幼稚園・保育園の頃から友達ができない子だったのはなぜか?

幼稚園・保育園の頃から友達ができない子だったのはなぜか?

大人になると空気を読んだり遠慮したりするため友達を作るのが難しくなります。
その点、幼稚園や保育園に通う子供は忖度しないので遊びに誘うハードルは低いです。
その時の気分や興味で「一緒に遊ぼう」と言えます。

しかし幼稚園保育園の時から友達ができない子だったという人もいます。
そのまま大人になって親友と呼べる人がいないというケースもあります。

積極性がなくなると孤立しやすい

幼稚園では生まれ持ったカリスマ性のある子を除いては積極性のある子の方が多くの友達ができやすいです。
つまり自分から「遊ぼう」「混ぜて」と言える子です。

小さな子供の場合「あの子が1人ぼっちでかわいそうだから混ぜてあげよう」と配慮できる子は少ないです。
目の前の楽しいことに夢中なので自分の希望を表明するのが苦手な子は孤独になりやすいのです。

友達から話しかけられた時に反応が薄い子も同様です。

積極的になれない原因は生まれ持った気質の他に家庭環境があります。
素直に意思表示することで怒鳴られたり殴られたりする環境にいると幼稚園や保育園においても自分の希望を出せなくなります。

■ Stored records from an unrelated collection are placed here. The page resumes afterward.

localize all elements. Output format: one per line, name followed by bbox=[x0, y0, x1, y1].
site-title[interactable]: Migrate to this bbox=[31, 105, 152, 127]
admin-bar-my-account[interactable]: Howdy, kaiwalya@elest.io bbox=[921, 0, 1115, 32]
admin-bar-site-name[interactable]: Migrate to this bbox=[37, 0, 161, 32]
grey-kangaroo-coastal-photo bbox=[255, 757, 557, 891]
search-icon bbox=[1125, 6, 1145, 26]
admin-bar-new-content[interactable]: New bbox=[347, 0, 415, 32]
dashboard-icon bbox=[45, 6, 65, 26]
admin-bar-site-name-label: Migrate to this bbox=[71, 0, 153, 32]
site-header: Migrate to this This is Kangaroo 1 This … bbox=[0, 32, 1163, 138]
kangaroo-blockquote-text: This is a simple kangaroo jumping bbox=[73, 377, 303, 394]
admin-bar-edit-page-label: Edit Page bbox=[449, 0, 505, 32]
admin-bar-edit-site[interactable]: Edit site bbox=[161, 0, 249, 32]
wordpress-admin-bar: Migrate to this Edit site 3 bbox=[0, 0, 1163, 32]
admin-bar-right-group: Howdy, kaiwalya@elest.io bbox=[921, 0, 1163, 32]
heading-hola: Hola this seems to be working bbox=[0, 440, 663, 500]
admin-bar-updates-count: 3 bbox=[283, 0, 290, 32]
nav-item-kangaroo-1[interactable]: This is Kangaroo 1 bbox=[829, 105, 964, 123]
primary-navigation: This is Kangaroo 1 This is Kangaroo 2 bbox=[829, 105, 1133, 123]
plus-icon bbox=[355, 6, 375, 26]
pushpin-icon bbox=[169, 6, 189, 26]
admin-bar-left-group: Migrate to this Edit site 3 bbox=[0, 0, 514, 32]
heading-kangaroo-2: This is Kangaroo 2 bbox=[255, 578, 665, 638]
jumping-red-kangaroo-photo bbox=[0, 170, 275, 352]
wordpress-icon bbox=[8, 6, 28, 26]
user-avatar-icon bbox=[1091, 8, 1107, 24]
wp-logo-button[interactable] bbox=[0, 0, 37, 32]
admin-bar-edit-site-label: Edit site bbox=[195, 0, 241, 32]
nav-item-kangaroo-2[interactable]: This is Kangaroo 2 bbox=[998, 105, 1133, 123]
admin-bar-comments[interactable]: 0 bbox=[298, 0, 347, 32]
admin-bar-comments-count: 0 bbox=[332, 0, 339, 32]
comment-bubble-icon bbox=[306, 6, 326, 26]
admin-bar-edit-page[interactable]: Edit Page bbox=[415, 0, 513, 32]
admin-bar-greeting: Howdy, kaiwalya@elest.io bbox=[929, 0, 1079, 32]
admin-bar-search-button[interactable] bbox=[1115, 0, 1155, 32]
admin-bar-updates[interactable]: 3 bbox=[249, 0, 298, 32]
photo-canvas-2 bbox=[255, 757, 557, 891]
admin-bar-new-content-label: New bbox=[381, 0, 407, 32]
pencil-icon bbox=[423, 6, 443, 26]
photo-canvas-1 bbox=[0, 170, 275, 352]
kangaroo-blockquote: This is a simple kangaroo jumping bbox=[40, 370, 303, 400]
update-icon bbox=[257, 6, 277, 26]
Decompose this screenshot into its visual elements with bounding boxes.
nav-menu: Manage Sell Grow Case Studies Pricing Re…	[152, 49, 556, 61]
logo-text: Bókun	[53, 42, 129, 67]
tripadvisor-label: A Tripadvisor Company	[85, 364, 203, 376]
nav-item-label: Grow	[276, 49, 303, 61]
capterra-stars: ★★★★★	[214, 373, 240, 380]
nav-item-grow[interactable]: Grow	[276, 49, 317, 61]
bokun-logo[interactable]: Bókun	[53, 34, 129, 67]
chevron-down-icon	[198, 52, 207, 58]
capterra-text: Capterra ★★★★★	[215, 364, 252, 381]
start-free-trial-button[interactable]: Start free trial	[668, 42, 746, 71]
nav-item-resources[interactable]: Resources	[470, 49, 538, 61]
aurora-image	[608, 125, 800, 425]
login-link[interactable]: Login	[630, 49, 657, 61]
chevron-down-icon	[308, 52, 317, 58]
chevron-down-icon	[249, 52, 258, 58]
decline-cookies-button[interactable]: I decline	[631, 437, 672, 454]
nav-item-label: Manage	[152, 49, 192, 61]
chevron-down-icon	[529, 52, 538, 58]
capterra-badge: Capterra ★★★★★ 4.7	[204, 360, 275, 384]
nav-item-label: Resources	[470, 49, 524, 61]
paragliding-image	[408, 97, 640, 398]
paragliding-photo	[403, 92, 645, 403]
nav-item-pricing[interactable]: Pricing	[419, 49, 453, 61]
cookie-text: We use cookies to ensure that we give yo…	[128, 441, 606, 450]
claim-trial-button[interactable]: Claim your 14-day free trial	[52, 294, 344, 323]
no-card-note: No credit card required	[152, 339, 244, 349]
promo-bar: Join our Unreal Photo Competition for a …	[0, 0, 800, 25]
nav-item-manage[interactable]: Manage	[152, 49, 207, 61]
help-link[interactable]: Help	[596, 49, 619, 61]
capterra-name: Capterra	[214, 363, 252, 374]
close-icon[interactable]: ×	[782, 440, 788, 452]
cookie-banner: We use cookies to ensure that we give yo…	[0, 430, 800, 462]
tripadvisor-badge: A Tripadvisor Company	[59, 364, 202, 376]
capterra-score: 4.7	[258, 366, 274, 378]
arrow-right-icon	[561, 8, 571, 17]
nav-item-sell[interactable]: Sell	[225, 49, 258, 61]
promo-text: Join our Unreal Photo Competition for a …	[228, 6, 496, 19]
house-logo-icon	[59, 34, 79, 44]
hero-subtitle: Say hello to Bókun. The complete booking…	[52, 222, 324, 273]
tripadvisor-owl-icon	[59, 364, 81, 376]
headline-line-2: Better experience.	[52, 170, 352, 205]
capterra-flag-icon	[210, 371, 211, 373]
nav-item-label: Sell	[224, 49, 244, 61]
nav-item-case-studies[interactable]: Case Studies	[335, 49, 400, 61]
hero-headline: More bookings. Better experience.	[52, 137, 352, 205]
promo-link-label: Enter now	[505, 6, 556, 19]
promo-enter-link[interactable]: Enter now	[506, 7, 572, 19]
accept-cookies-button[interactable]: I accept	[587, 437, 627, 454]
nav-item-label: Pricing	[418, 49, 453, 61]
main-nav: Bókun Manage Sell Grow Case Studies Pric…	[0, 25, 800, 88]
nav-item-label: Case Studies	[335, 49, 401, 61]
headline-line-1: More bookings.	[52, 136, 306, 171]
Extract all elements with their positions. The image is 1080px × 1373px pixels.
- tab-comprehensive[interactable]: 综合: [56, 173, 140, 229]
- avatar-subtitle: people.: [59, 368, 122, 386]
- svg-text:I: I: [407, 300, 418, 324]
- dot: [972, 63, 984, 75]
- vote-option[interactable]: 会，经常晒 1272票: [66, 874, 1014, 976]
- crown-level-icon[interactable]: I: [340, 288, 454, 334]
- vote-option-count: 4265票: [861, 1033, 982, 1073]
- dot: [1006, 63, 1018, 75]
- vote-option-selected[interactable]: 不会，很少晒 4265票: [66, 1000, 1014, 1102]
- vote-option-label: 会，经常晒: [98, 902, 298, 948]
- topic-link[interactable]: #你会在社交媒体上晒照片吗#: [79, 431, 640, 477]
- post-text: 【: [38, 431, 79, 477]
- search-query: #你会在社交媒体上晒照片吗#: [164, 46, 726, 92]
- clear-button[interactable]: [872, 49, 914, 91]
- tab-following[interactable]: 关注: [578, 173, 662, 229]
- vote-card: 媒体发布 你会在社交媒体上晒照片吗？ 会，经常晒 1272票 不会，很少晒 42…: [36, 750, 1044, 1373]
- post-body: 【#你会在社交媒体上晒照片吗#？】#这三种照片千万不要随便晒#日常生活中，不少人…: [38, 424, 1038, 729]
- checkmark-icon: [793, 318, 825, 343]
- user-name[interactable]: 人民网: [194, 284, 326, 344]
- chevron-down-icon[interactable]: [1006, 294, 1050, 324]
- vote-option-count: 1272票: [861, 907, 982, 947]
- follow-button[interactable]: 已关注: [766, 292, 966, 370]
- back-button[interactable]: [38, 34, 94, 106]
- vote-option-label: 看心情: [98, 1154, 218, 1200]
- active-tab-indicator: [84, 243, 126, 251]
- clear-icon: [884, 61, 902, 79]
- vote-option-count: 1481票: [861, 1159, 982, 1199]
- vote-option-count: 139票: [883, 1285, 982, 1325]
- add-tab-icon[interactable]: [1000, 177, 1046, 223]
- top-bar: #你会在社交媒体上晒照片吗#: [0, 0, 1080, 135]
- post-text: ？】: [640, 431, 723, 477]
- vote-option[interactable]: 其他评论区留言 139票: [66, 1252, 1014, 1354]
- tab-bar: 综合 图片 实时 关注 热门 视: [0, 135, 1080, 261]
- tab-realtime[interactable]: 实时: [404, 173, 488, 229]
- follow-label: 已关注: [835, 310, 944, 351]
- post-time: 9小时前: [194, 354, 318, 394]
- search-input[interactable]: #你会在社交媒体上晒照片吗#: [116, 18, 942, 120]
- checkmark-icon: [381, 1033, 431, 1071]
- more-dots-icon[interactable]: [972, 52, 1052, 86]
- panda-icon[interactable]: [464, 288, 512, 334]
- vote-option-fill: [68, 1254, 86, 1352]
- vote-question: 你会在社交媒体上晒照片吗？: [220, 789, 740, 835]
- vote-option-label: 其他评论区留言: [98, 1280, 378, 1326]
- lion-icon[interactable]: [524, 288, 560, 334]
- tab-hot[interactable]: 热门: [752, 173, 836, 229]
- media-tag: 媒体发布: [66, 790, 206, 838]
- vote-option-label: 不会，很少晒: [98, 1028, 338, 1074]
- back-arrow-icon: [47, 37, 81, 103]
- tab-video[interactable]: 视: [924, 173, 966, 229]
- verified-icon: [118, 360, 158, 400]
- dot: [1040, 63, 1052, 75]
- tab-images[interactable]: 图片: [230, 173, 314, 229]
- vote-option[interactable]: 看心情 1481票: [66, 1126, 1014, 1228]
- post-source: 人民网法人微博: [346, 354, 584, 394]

理想を押し付け自然に生まれてくる感情にまで口出ししてしまう親がいる場合も遠慮するようになります。

親が出しゃばると子供の自立を阻害する

親が子供の友達に対してやたらと話しかけているシーンに出くわすことがあります。
子供同士で話すべきことを奪っているのです。
「うちの子と仲良くしてあげてね」と言いながらその機会を奪っているのです。

このように親が交友関係に干渉することで友達が出来難くなることもあります。
親が出しゃばりすぎることによって子どもの自立を妨げてしまうのです。
すると一人で友達の輪に入っていく方法が分からなくなってしまいます。

心の傷害事件

子供は無邪気で残酷な生き物です。
遊びに混ぜてと言ってきた子に「汚いから嫌だ」とか「嫌いだからあっちいって」ということがあります。
言った方は何とも思っていなくても言われた方は心に深く傷を負います。

そして断られたり否定されることを恐れて積極性が失われるのです。

人の性格形成を考える上で遺伝や親の育て方について語られることが多いです。
しかし友達の影響もかなり大きいと主張する研究者もいます。

幼稚園・保育園時代の記憶は曖昧になっているものです。
自分でも忘れている「心の傷害事件」とでも言うべき出来事が大人になった今も影響を受けている可能性もあります。

幼稚園・保育園時代に作られた他者とのコミュニケーションの型を長年使っているとそれが当然と思ってしまいます。

そして「自分は友達ができないタイプの人間」と勘違いしたまま大人になってしまうこともあるのです。